Rurik hadn’t once looked away from me.

“You should have given it to me,” he said quietly. Then, in one swift move, he ripped it from my neck, causing the chain to slice my skin.

Cruz fought harder, and a butt of a rifle was slammed into his cheekbone. His face hit the wood dance floor, and I bit my lip to stop myself from crying out both at the stinging at my neck and at the giant that was Cruz Malone being subdued, being battered and bruised…because of me.

I glared at Rurik. “It’s nothing, Uncle. A simple locket. Pictures of my family.”

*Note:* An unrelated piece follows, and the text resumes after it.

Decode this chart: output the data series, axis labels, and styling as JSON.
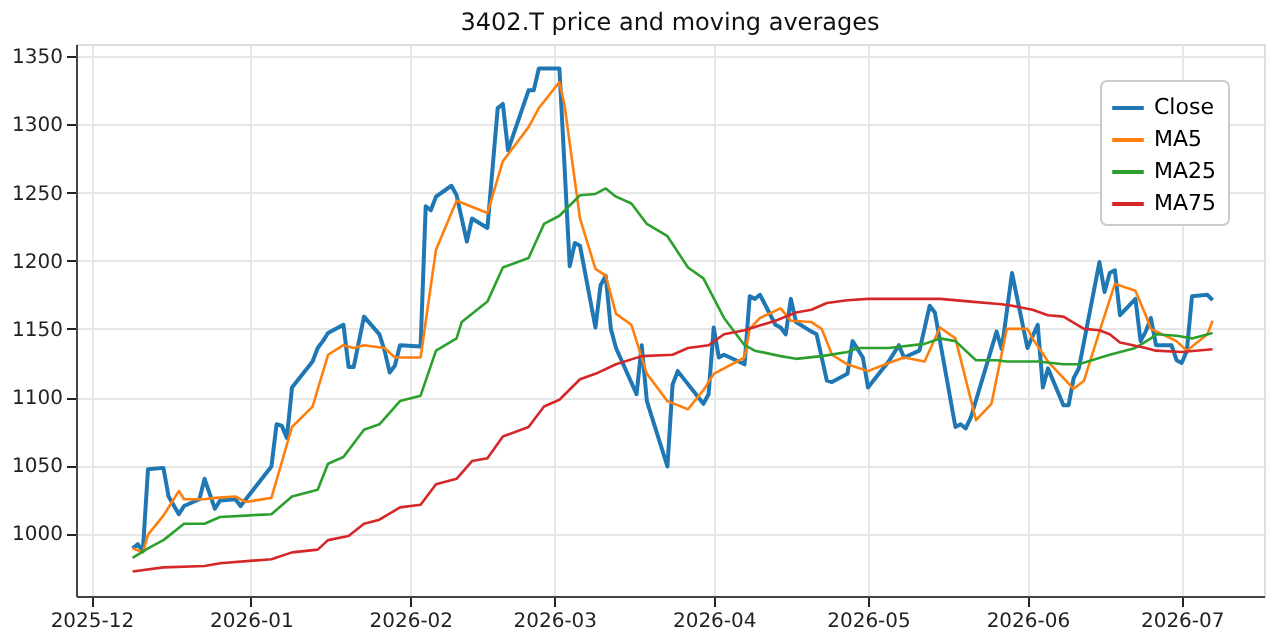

Rurik’s eyes gleamed with a twisted satisfaction, lifting his gaze to the men in the booths. “I call on you, the jury of this court, to sentence Malik Leskov to death. He and his friend Isamu Yano bombed the funeral procession yesterday, taking out dozens of our friends. Men we loved. Men we counted on. Men we trusted with our lives and businesses. Even worse, I have proof that he murdered his own father, our dear friend Petya, who was the best of us?who helped us solve our problems without killing one another. Malik has always been jealous of his father. Hated him for trying, in vain, to make him into a man we could respect.”

The crowd of men roared.

But through the chaos of voices and pounding feet came a voice that made me want to cry as hope winged through me, painful and strong.

“It would be hard for my son to kill me, Rurik, when I am very much alive.”